Dès 3 ans, vraiment ?

Par Christine Moulin

« Dès 3 ans », c’est ce qui est indiqué sur la quatrième de couverture. On part confiant… et on a peut-être tort. Certes, la couverture est magnifique et intrigante : on a affaire à un guépard (à supposer que l’on reconnaisse un guépard à trois ans, mais bon, les livres sont là pour ça) et pourtant, la position est bizarre et les coutures à la Frankenstein inquiétantes… La page de titre est impressionnante : un guépard gît dans une flaque de sang, dans une posture très humaine. Le chasseur qui le tient en joue sur la page de gauche n’est pas propre à rassurer le lecteur ! Il semblerait qu’il y ait eu meurtre (c’est le mot qui vient devant le corps si peu bestial de la bête), avant même que l’histoire n’ait commencé. Et de fait, la double page qui suit présente Victor vautré sur la peau de sa victime. Le texte ne laisse aucun doute : « Victor aime la chasse! Depuis toujours, il rêve de tuer un guépard. Aujourd’hui, son rêve s’est enfin réalisé. » La joie de ce Victor faussement victorieux dure jusqu’à une autre double page, particulièrement saisissante: des têtes de guépards rouges, pleurant des larmes vertes, viennent hanter les rêves de Victor et révèlent sa culpabilité. Vous avez dit « 3 ans »?
Le chasseur revêt alors la peau de l’animal pour faire croire aux amis de celui-ci qu’il est ressuscité. Par cette imposture, en forme de réparation maladroite et égoïste, au fond, Victor découvre ce dont il était privé jusqu’à présent, la vie en groupe, la solidarité et l’amitié. « Mais un jour, il se passe quelque chose que le chasseur n’avait pas prévu »…, ce qui déclenche la fureur d’un des guépards : vous avez dit « 3 ans »?

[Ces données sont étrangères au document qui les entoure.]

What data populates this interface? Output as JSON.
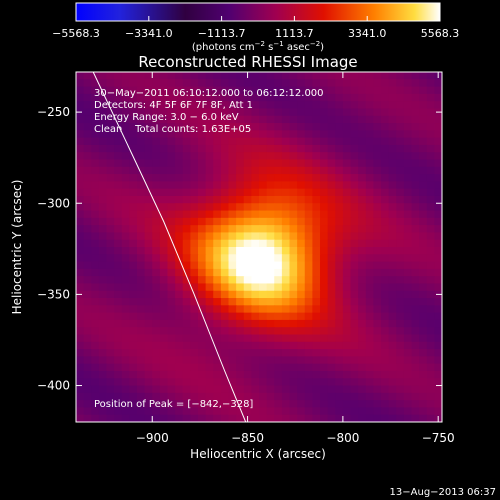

Le dénouement, ironiquement désinvolte, est censé euphémiser tout cela. Sauf que la chute de l’histoire l’en empêche et laisse pantois…  A moins qu’on ne veuille de toute urgence initier les bambins au cynisme et à l’humour noir, peut-être vaut-il mieux différer la lecture de cet album, talentueux et dérangeant qui peut engager le débat, c’est sûr, surtout en ces temps de pangolins.